Portrait of the Painter Slewinski
Paul Gauguin·1891
Historical Context
Portrait of the Painter Slewinski (c.1891) at the National Museum of Western Art in Tokyo depicts Władysław Ślewiński, a Polish painter who was among the most devoted of Gauguin's Pont-Aven disciples. Ślewiński had come to Brittany specifically to work with Gauguin, whom he revered, and became one of the most faithful practitioners of the Synthetist approach in his subsequent career. Gauguin's portrait of him was a gesture of collegial recognition within the Pont-Aven circle — the master acknowledging a committed student who was genuinely applying the formal lessons being developed there.
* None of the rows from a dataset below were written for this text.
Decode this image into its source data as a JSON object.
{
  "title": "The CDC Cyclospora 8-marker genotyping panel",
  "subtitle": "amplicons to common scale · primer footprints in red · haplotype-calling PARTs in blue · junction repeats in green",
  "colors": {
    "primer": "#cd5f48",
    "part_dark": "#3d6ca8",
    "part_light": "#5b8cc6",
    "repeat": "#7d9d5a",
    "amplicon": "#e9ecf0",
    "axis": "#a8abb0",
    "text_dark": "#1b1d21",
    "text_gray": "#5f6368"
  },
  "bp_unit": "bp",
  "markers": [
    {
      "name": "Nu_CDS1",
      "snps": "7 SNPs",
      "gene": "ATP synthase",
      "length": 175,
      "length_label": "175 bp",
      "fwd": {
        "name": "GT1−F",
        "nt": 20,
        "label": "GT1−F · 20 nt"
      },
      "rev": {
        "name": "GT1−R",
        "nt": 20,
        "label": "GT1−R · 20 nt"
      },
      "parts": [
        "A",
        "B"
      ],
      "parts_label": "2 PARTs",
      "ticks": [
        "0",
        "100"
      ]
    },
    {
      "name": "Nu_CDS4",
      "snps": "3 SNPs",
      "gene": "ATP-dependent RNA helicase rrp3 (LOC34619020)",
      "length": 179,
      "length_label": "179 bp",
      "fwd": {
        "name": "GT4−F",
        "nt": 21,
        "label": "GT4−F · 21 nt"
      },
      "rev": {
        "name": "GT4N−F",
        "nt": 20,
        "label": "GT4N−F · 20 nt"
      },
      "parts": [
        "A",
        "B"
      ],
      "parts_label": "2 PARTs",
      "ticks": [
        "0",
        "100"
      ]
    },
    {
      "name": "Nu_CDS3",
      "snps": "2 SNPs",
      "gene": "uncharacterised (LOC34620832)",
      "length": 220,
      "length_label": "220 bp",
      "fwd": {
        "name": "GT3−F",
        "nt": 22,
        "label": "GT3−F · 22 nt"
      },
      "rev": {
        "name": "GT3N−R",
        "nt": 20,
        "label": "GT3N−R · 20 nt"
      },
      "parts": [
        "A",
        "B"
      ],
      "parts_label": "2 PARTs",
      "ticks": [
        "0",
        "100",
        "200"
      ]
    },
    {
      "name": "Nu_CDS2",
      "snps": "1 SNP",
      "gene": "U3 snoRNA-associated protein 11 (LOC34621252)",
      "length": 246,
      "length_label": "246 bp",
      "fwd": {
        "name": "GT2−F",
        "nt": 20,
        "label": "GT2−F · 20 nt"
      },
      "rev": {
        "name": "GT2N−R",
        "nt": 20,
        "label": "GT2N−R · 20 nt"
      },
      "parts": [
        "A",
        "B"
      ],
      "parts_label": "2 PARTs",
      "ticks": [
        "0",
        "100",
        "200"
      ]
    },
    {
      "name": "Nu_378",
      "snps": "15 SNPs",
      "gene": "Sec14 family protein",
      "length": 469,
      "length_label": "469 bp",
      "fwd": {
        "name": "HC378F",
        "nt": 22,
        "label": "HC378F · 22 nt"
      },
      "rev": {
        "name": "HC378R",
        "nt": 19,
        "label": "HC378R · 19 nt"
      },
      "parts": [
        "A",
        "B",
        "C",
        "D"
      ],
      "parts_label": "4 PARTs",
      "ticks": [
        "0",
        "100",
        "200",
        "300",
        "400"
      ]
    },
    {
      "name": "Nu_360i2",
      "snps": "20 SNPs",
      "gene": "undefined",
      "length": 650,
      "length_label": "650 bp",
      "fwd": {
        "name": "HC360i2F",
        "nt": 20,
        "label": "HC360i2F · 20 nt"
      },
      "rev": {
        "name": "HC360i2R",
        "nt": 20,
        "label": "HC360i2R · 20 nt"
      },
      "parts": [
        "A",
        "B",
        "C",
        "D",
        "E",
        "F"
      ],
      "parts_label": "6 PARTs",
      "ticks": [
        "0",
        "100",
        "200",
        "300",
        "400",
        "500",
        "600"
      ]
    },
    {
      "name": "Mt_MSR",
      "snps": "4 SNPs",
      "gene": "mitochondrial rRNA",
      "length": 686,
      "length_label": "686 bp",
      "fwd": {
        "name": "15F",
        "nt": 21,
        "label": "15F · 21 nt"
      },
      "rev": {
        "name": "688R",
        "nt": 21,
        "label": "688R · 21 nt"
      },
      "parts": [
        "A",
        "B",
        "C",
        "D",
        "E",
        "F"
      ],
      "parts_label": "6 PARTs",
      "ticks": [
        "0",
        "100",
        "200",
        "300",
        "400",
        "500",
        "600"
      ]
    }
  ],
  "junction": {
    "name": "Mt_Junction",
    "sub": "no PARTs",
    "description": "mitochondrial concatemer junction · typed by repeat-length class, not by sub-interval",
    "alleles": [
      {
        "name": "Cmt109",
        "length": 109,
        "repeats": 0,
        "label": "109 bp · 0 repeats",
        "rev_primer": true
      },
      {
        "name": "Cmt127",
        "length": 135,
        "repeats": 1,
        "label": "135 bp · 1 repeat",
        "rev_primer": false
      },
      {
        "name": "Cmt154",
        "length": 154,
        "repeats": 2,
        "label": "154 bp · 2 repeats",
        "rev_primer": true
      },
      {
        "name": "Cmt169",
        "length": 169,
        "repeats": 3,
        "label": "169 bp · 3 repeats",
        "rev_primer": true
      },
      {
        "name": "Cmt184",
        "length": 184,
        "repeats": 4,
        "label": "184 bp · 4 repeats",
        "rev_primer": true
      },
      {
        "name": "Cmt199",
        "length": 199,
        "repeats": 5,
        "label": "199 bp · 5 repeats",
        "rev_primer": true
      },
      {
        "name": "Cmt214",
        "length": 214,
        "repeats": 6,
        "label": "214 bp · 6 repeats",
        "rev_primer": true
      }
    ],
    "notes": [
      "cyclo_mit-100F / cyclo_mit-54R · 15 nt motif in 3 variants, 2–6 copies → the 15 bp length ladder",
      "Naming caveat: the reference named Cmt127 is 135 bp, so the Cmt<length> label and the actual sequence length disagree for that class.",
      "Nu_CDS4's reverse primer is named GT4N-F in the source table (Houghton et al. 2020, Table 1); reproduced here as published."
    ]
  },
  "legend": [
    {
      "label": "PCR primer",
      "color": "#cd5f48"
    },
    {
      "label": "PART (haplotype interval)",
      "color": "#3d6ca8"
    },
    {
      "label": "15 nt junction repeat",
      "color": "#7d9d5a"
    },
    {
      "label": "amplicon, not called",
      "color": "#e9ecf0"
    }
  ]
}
The National Museum of Western Art in Tokyo, which holds this canvas alongside significant French Impressionist and Post-Impressionist works as part of the Japanese government's systematic collecting of Western art history, provides Tokyo with documentation of the Pont-Aven circle's social and artistic world alongside the more iconic Tahitian subjects.
Technical Analysis
The face is rendered with Gauguin's characteristic simplification — planes of color contained by bold outlines, a direct, uncompromising gaze. The background is minimal, focusing attention on the face and expression. The handling shows his full command of Synthetist portraiture: psychologically present and formally assured.
Look Closer
- ◆Gauguin places Ślewiński against a flat warm background with no spatial depth.
- ◆The sitter's strong cheekbones and dark coloring are rendered with emphatic Cloisonnist outlines.
- ◆A slightly compressed viewing angle makes the figure appear monumental within a narrow pictorial.
- ◆The warm ochre background vibrates against the cooler grey-blue of the sitter's jacket.